WEDNESDAY, DECEMBER 9, 2020
If you buy motorcycle insurance, then you have to pay for it. Your agent will inform you of your premium at the time you buy your plan. However, each time that you renew your policy later, you might see your rates increase or decrease.
Higher insurance rates are inconvenient for everyone. However, they are part of the deal sometimes when it comes to your insurance. All insurers charge premiums based on the policyholder’s risks to them. As your risks change over the years, you might have to pay more for your coverage.
Still, with the help of your insurance agent, you can conscientiously work to keep your premiums affordable, so that you always know you and your bike are protected wherever you go.
How Risks Impact Motorcycle Insurance Rates
By agreeing to insure you, insurance companies take on a financial risk. They will have to pay you when you make a qualifying claim on your motorcycle insurance, so they will want to know exactly how likely you are to cost them a lot of money. Various factors might influence this risk, and when enrolling you in coverage, the insurer will have to address it. Those bikers who have higher risks of filing claims, and costing the insurer a lot of money, are likely to pay more for their coverage.
Common Reasons Premiums Increase
When you renew your motorcycle policy, you might face an increased premium. Sometimes, it will be nominal, but other rate increases can be significant. Common factors that might trigger a rate hike are:
1. Filing a Claim on Your Policy
When you file a claim for motorcycle damage or other losses, you directly prove to your insurer that they will have to pay you. Therefore, compared to someone who has never had a wreck or filed a claim, you are a higher insurance risk. Your rates might rise as a result.
You are most likely to see an increased premium if you are at-fault for an accident. This is a clear indicator that you are not the safest driver, and therefore you require more investment from the insurer. However, if you are not at-fault for the cause of the claim—for example, if you are the victim of a hit-and-run accident—then your insurer might waive any premium increase.
2. Expiring Discounts
Most motorcycle insurance policyholders qualify for discounts. These might be for accident-free bikers, those who choose automatic premium payments, student bikers or bikers who have passed defensive driving courses. However, discounts can expire, and when they do, your rates might rise. For example, if you have a wreck during your policy term, then your accident-free discount might disappear. Once you graduate, you might no longer qualify for a student discount.
3. Breaking the Law
Drivers must follow the rules of the road and breaking the law could mean fines and penalties. It might also equal higher insurance rates.
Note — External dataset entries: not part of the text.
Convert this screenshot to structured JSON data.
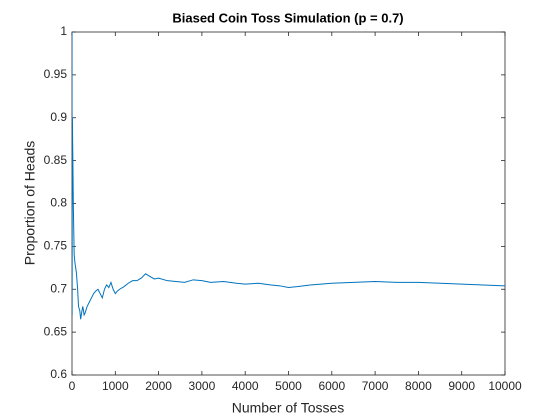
{
  "chart_data": {
    "type": "line",
    "title": "Biased Coin Toss Simulation (p = 0.7)",
    "x_label": "Number of Tosses",
    "y_label": "Proportion of Heads",
    "x": [
      1,
      3,
      5,
      8,
      10,
      15,
      20,
      30,
      40,
      50,
      70,
      100,
      130,
      150,
      180,
      200,
      230,
      250,
      280,
      300,
      350,
      400,
      450,
      500,
      550,
      600,
      650,
      700,
      750,
      800,
      850,
      900,
      950,
      1000,
      1050,
      1100,
      1200,
      1300,
      1400,
      1500,
      1600,
      1700,
      1800,
      1900,
      2000,
      2200,
      2400,
      2600,
      2800,
      3000,
      3200,
      3500,
      3800,
      4000,
      4300,
      4600,
      4800,
      5000,
      5200,
      5500,
      6000,
      6500,
      7000,
      7500,
      8000,
      8500,
      9000,
      9500,
      10000
    ],
    "series": [
      {
        "name": "Proportion of Heads",
        "color": "#0072bd",
        "values": [
          1,
          0.67,
          0.8,
          0.88,
          0.9,
          0.87,
          0.85,
          0.8,
          0.77,
          0.74,
          0.73,
          0.72,
          0.7,
          0.68,
          0.675,
          0.665,
          0.675,
          0.68,
          0.67,
          0.672,
          0.68,
          0.685,
          0.69,
          0.695,
          0.698,
          0.7,
          0.695,
          0.69,
          0.7,
          0.705,
          0.702,
          0.708,
          0.7,
          0.695,
          0.698,
          0.7,
          0.703,
          0.707,
          0.71,
          0.71,
          0.713,
          0.718,
          0.715,
          0.712,
          0.713,
          0.71,
          0.709,
          0.708,
          0.711,
          0.71,
          0.708,
          0.709,
          0.707,
          0.706,
          0.707,
          0.705,
          0.704,
          0.702,
          0.703,
          0.705,
          0.707,
          0.708,
          0.709,
          0.708,
          0.708,
          0.707,
          0.706,
          0.705,
          0.704
        ]
      }
    ],
    "xlim": [
      0,
      10000
    ],
    "xticks": [
      0,
      1000,
      2000,
      3000,
      4000,
      5000,
      6000,
      7000,
      8000,
      9000,
      10000
    ],
    "ylim": [
      0.6,
      1
    ],
    "yticks": [
      0.6,
      0.65,
      0.7,
      0.75,
      0.8,
      0.85,
      0.9,
      0.95,
      1
    ],
    "grid": false
  }
}
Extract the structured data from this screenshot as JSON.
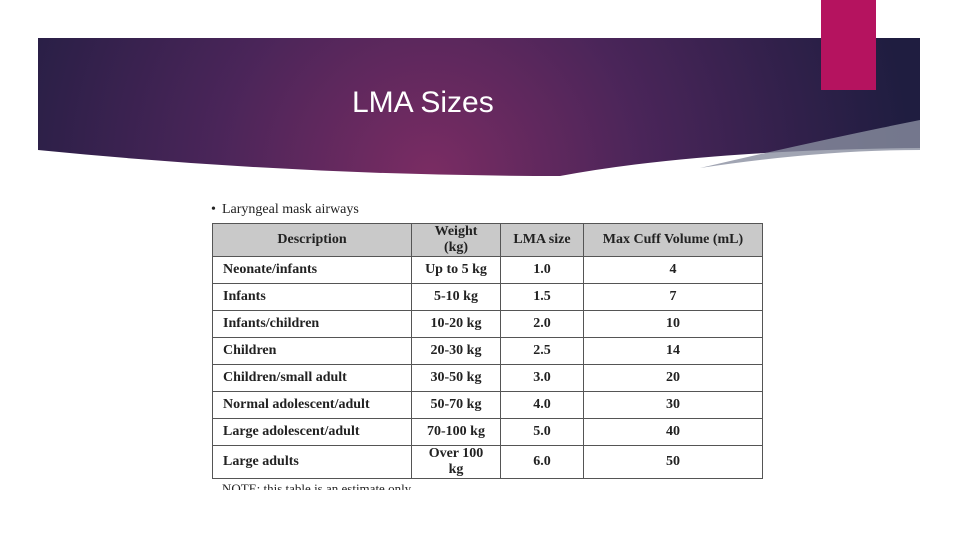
{
  "header": {
    "title": "LMA Sizes"
  },
  "content": {
    "bullet": "Laryngeal mask airways",
    "table": {
      "headers": [
        "Description",
        "Weight (kg)",
        "LMA size",
        "Max Cuff Volume (mL)"
      ],
      "rows": [
        [
          "Neonate/infants",
          "Up to 5 kg",
          "1.0",
          "4"
        ],
        [
          "Infants",
          "5-10 kg",
          "1.5",
          "7"
        ],
        [
          "Infants/children",
          "10-20 kg",
          "2.0",
          "10"
        ],
        [
          "Children",
          "20-30 kg",
          "2.5",
          "14"
        ],
        [
          "Children/small adult",
          "30-50 kg",
          "3.0",
          "20"
        ],
        [
          "Normal adolescent/adult",
          "50-70 kg",
          "4.0",
          "30"
        ],
        [
          "Large adolescent/adult",
          "70-100 kg",
          "5.0",
          "40"
        ],
        [
          "Large adults",
          "Over 100 kg",
          "6.0",
          "50"
        ]
      ]
    },
    "note": "NOTE: this table is an estimate only"
  }
}
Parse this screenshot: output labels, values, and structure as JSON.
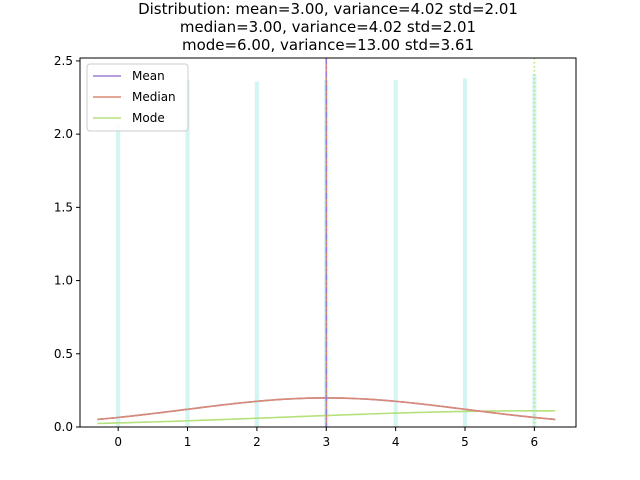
{
  "chart_data": {
    "type": "bar",
    "title_lines": [
      "Distribution: mean=3.00, variance=4.02 std=2.01",
      "median=3.00, variance=4.02 std=2.01",
      "mode=6.00, variance=13.00 std=3.61"
    ],
    "xlabel": "",
    "ylabel": "",
    "xlim": [
      -0.55,
      6.6
    ],
    "ylim": [
      0,
      2.52
    ],
    "x_ticks": [
      0,
      1,
      2,
      3,
      4,
      5,
      6
    ],
    "y_ticks": [
      0.0,
      0.5,
      1.0,
      1.5,
      2.0,
      2.5
    ],
    "y_tick_labels": [
      "0.0",
      "0.5",
      "1.0",
      "1.5",
      "2.0",
      "2.5"
    ],
    "bars": {
      "x": [
        0,
        1,
        2,
        3,
        4,
        5,
        6
      ],
      "values": [
        2.07,
        2.37,
        2.36,
        2.37,
        2.37,
        2.38,
        2.41
      ],
      "width": 0.06,
      "color": "#d4f5f1"
    },
    "series": [
      {
        "name": "Mean",
        "color": "#9b7fd4",
        "mu": 3.0,
        "sigma": 2.01,
        "vline": 3.0,
        "vline_style": "dashdot"
      },
      {
        "name": "Median",
        "color": "#d98a75",
        "mu": 3.0,
        "sigma": 2.01,
        "vline": 3.0,
        "vline_style": "solid"
      },
      {
        "name": "Mode",
        "color": "#b5e07a",
        "mu": 6.0,
        "sigma": 3.61,
        "vline": 6.0,
        "vline_style": "dotted"
      }
    ],
    "curve_range": [
      -0.3,
      6.3
    ],
    "grid": false,
    "legend_position": "upper-left"
  }
}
Insurers will likely review your driving record when they quote or renew your plan. If they see that you have a history of speeding tickets, DUIs or at-fault accidents, then they have confirmation that you are a riskier operator, and they might charge you more.
4. Buying More Coverage
You might decide to increase your motorcycle policy’s coverage limits. Or, if you buy a new bike and finance it, then you might have to buy additional physical damage protection. If you buy more coverage, then you are going to pay more for your plan. The simple laws of supply and demand apply.
5. Moving
Driving risks vary from place to place, even from street to street. Therefore, if you move, then you might see changes in your premium. For example, if you move to an urban area where there are higher risks of wrecks or vehicle theft, then you are likely to pay more for your plan.
6. Riding More
Some bikers only ride on weekends. Others ride every day. Depending on how much you use your bike, your risks of accidents will increase. So, if you have used your bike more in the last year, then your rates might increase because you are in more situations where you might need to file a claim.
7. Lowering Your Deductible
Some parts of your policy, namely your physical damage insurance, will likely have deductibles. A deductible is a dollar value that you agree to pay for the cost of a claim yourself. For example, if you have a $500 collision deductible, and your bike sustains $3,000 in damage, then your insurer only has to pay you $2,500, because you agreed to let them deduct the remaining $500.
If you lower your deductible, then you shift more of a cost burden onto the insurer. Therefore, the insurer might have to raise your rates to make up the difference. Still, you should never raise your deductible so high that you can’t afford it, just to save money. After all, it will still be your responsibility to pay.
By working with your motorcycle insurance agent proactively, you’ll be able to get affordable coverage right from the start. You can then work with your agent well into the future to make sure you always keep those rates affordable.